The Unified Analytics Warehouse Reaches your Data, Wherever it Lives

Posted July 23, 2020 by Joy King, VP, Vertica Product Management & Product Marketing

You may have noticed something interesting about the next generation enterprise data warehouse (EDW) vendors. They’re all pushing to ensure all data moves to the same place for analytics purposes, which of course means their particular data store. This is very worrisome to me because it involves two levels of lock in: 1) underlying infrastructure from a single cloud vendor, and 2) the EDW vendor itself, whether or not the infrastructure and EDW are offered under the very same brand. Vertica has a different idea, which we announced last month but have been building for years. It’s called the “Unified Analytics Warehouse.”

As pioneers in big data, we know it may sound odd to not include the word “data” in the name of our solution architecture. But that is actually an intentional choice (despite repeated encouragement to use “data analytics” for SEO optimization). Our mission is to unify your analytics; that’s what’s important. With the UAW you can keep your data wherever it is, without excessive ETL or migration from one data store to another simply for the sake of analyzing it.

A single version of the truth 2.0

We believe that when customers need analytics across a range of data sets managed by their company, they don’t – and shouldn’t have to – care where that data is located. What they care about is getting a single version of the truth. This is what Vertica continues to deliver, a UAW that spans streaming data, batch data, structured and semi-structured data, and allows access to the preferred tools from the data science community. Our ongoing mission is to support a combination of shared data storage, whether that’s HDFS, object storage, multi-cloud, on-premises, or various combinations, along with the ability to deliver on SLAs via the organization’s preferred visualization and AI tools.

This is what a Unified Analytics Warehouse is all about. It allows some data to be stored in Vertica, as needed, when it makes sense for optimal performance at scale. It allows data to be in external communal storage in open source formats like JSON, ORC and Parquet to minimize data duplication for applications that also need access to the data. We believe the data should be stored in the format that is most efficient for the enterprise, while the Unified Analytics Warehouse functions as a single source of analytical truth spanning every department and use case.

What does the UAW require?

First, there are many data requirements, including support for many different data types. Second, these data types need to be manageable in batch, in motion, at rest, and combined with the necessary advantages of optimized compression. Third, the system requires highly reliable governance, security, and resiliency. Resiliency is particularly important, because when we consider that predictive analytics will lead to proactive steps, an enterprise has to be confident that these are the right steps. Fourth, the system has to be available 24×7, every day. Yes, the infrastructure – cloud, network, on-prem resources, etc. – are a key part of this architecture, but these elements can’t restrict it. And fifth, organizations who have successfully achieved their goals of predictive analytics and proactive actions need performance at previously unimaginable scale, most likely by operationalizing machine learning on the full data set.
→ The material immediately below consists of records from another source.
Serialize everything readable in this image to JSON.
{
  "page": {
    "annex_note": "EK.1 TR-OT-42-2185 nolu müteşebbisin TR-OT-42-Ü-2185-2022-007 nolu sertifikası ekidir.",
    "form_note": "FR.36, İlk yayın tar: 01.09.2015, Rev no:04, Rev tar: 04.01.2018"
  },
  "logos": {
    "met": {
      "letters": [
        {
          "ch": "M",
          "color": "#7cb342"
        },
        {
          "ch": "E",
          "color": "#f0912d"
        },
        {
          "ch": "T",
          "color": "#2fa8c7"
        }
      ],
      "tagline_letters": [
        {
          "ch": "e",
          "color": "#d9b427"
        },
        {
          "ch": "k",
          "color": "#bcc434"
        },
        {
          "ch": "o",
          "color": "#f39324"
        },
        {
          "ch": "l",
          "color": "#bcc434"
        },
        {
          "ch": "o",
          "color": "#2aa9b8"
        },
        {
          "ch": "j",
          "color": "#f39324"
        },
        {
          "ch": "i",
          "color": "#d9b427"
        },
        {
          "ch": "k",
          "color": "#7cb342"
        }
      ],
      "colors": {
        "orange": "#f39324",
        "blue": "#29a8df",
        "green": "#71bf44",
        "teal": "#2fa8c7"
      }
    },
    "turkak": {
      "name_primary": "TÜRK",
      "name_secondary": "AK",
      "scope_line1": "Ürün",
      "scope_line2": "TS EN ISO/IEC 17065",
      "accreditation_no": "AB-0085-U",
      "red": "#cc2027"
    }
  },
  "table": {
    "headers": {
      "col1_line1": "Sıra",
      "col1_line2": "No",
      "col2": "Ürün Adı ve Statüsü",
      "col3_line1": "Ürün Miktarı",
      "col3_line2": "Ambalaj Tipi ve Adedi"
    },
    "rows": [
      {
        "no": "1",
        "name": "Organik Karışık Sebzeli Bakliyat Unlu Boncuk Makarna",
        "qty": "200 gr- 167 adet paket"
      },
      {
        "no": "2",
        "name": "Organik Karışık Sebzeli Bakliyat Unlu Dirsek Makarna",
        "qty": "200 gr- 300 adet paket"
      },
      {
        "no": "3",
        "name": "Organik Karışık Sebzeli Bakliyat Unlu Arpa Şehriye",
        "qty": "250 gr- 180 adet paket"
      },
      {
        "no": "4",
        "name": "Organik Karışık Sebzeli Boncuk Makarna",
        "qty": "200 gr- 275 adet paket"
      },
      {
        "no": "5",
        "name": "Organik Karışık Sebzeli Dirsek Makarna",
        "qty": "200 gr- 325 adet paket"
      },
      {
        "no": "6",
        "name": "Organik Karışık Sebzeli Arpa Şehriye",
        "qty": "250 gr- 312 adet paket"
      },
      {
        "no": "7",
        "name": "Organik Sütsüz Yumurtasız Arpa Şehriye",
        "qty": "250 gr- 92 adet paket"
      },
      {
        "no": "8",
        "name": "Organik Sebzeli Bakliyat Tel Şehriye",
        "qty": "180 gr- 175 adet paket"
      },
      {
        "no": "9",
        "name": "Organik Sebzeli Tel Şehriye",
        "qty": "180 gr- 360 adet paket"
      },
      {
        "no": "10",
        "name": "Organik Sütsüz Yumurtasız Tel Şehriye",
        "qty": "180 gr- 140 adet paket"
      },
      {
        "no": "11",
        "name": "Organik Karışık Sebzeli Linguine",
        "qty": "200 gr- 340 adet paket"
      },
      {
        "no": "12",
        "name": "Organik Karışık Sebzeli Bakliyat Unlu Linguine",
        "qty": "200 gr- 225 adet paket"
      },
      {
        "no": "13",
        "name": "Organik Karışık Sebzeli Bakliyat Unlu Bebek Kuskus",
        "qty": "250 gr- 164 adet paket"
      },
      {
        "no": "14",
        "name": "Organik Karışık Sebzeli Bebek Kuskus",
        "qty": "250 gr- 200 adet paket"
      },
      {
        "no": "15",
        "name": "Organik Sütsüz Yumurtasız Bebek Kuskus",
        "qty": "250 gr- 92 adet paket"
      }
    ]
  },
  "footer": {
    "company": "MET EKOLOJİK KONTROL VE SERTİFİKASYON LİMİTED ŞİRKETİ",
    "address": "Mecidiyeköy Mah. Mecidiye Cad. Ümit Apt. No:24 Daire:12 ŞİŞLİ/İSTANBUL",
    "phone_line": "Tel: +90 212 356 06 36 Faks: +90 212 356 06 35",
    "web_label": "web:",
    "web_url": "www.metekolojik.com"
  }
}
To this last point, given the different workloads, use cases, and communities that the UAW must support, it needs to have rich analytical functions, including full end-to-end machine learning capabilities. And these need to be available not only within the warehouse, but also to data in external tables on communal storage platforms like HDFS and S3, and available through import and export of trained models, and through integration with tools like Tensor Flow, so you truly unify the analytics across an enterprise. All those “and” requirements are what differentiate Vertica today.

The EDW and the data lake converge

I talk to analysts, read reports, and see predictions from industry leaders all the time, and I continue to see that the big data industry expects a single solution to the EDW and data lake divide. But in fact, both the data lake and the EDW are, together, a core part of the future. What wraps it all up is a unified approach to the analytics.

The right answer for any form of analytics has nothing to do with putting all your data in one place. That’s not in the best interest of an enterprise, since the time and labor required to move and transform data workloads is costly and now, more than ever, represents a strong risk for future choices. We believe that a modern business’s focus needs to be on unified analytics, which spans deployment options, data, and locations, with advanced analytics and machine learning functions all accessible in the language of your choice. That’s what will help any organization move to data-driven insights faster, and make decisions based on those insights with confidence. Given the importance of managing vast volumes of data, as well as performance, accuracy, and the need to unify the analyst and the data science communities, we strongly believe in Vertica’s Unified Analytics Warehouse.